Tak berani aku untuk memandang kembali pada sang pria. Aku terdiam dan berfikir “oh… mengapa dia berada di situ…? Bagaimana ini? Sikap ku tadi pasti sangat memalukan. Oh… malunya aku”. Jantungku berdegup begitu kencang seperti hendak berlari saja untuk meninggalkan sang pemilik jantung. Hati dan fikir ku menjerit ketika merasakan bahwa ia berada di belakangku dengan jarak yang begitu dekat saat ini. Membuat aliran darahku berdesir memanaskan seluruh tubuh. Ternganga aku dikejutkan olehnya kala lengannya kurasakan menyentuh pundakku.
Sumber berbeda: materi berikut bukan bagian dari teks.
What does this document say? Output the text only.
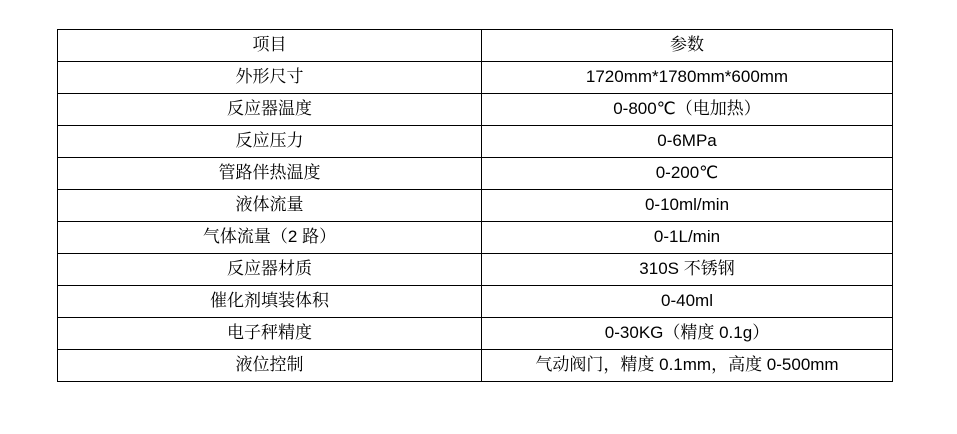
项目	参数
外形尺寸	1720mm*1780mm*600mm
反应器温度	0-800℃（电加热）
反应压力	0-6MPa
管路伴热温度	0-200℃
液体流量	0-10ml/min
气体流量（2 路）	0-1L/min
反应器材质	310S 不锈钢
催化剂填装体积	0-40ml
电子秤精度	0-30KG（精度 0.1g）
液位控制	气动阀门，精度 0.1mm，高度 0-500mm
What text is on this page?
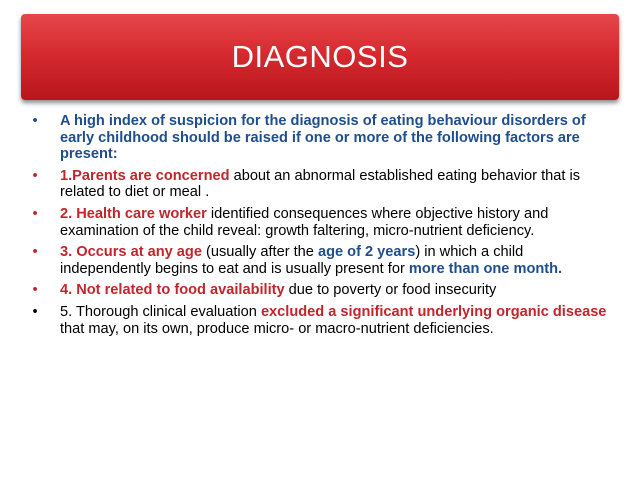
DIAGNOSIS
• A high index of suspicion for the diagnosis of eating behaviour disorders of early childhood should be raised if one or more of the following factors are present:
• 1.Parents are concerned about an abnormal established eating behavior that is related to diet or meal .
• 2. Health care worker identified consequences where objective history and examination of the child reveal: growth faltering, micro-nutrient deficiency.
• 3. Occurs at any age (usually after the age of 2 years) in which a child independently begins to eat and is usually present for more than one month.
• 4. Not related to food availability due to poverty or food insecurity
• 5. Thorough clinical evaluation excluded a significant underlying organic disease that may, on its own, produce micro- or macro-nutrient deficiencies.
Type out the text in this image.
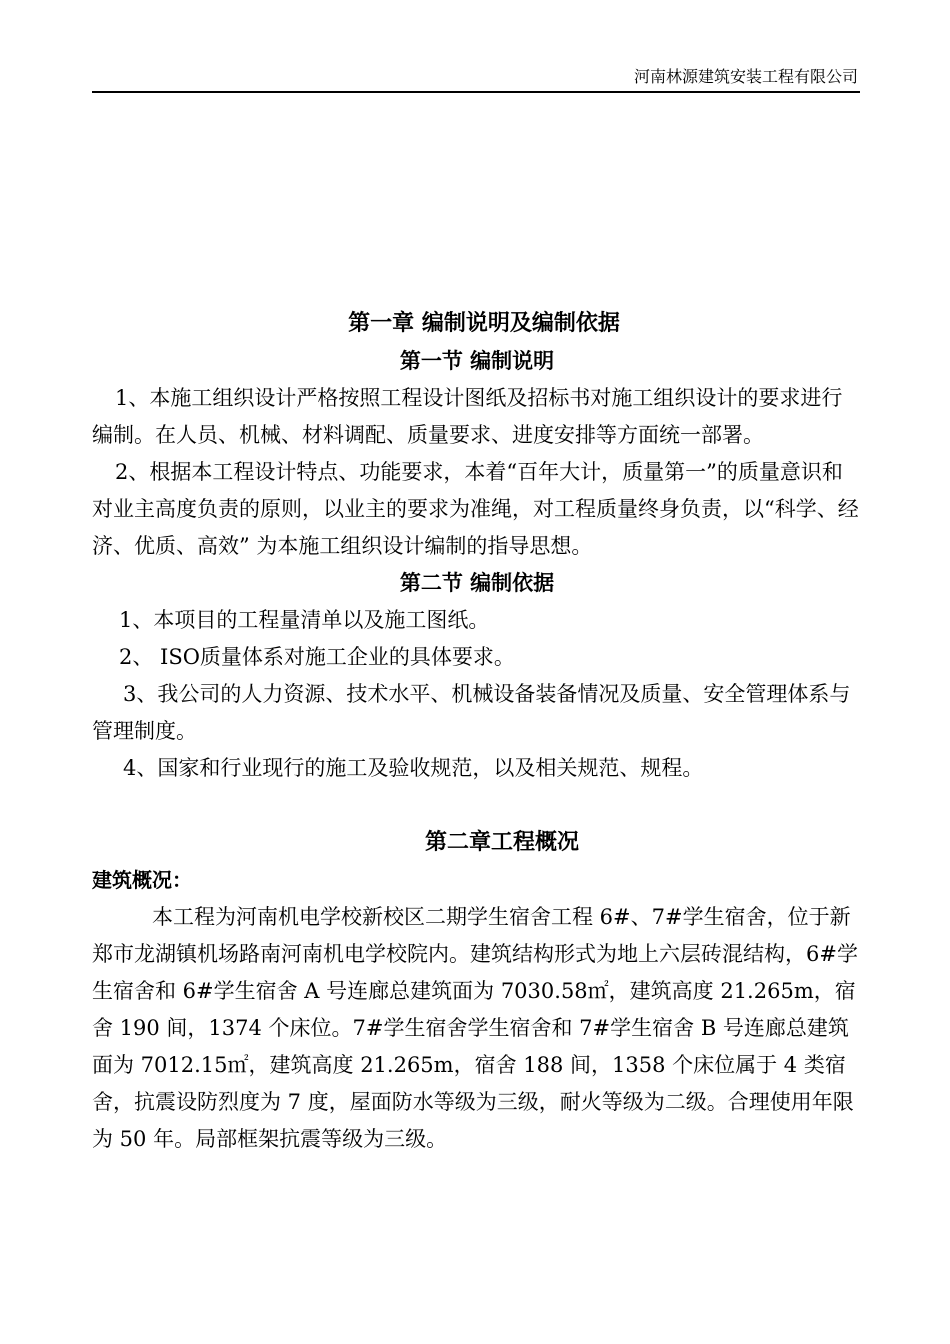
河南林源建筑安装工程有限公司
第一章 编制说明及编制依据
第一节 编制说明

1、本施工组织设计严格按照工程设计图纸及招标书对施工组织设计的要求进行编制。在人员、机械、材料调配、质量要求、进度安排等方面统一部署。

2、根据本工程设计特点、功能要求，本着“百年大计，质量第一”的质量意识和对业主高度负责的原则，以业主的要求为准绳，对工程质量终身负责，以“科学、经济、优质、高效” 为本施工组织设计编制的指导思想。

第二节 编制依据

1、本项目的工程量清单以及施工图纸。

2、 ISO质量体系对施工企业的具体要求。

3、我公司的人力资源、技术水平、机械设备装备情况及质量、安全管理体系与管理制度。

4、国家和行业现行的施工及验收规范，以及相关规范、规程。

第二章工程概况
建筑概况：

本工程为河南机电学校新校区二期学生宿舍工程 6#、7#学生宿舍，位于新郑市龙湖镇机场路南河南机电学校院内。建筑结构形式为地上六层砖混结构，6#学生宿舍和 6#学生宿舍 A 号连廊总建筑面为 7030.58㎡，建筑高度 21.265m，宿舍 190 间，1374 个床位。7#学生宿舍学生宿舍和 7#学生宿舍 B 号连廊总建筑面为 7012.15㎡，建筑高度 21.265m，宿舍 188 间，1358 个床位属于 4 类宿舍，抗震设防烈度为 7 度，屋面防水等级为三级，耐火等级为二级。合理使用年限为 50 年。局部框架抗震等级为三级。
“ahhhhh” Jerit ku dalam hati semakin kencang dan nyaring. Menggigil aku dibuatnya. Bergetar kencang seluruh tubuh karenanya. Keringatku mengalir begitu derasnya bak telah selesai mandi dalam sebuah telaga. Dalam diri ini ingin sekali berlari dan pergi menghindari rasa yang begitu buruk tetapi indah katanya. Namun kakiku terasa berat untuk di langkahkan. Hati dan fikirku sangat berjauhan. Tak ada keterpautan antara hati, fikir dan gerak pada tubuh ini. Lemas aku dibuatnya.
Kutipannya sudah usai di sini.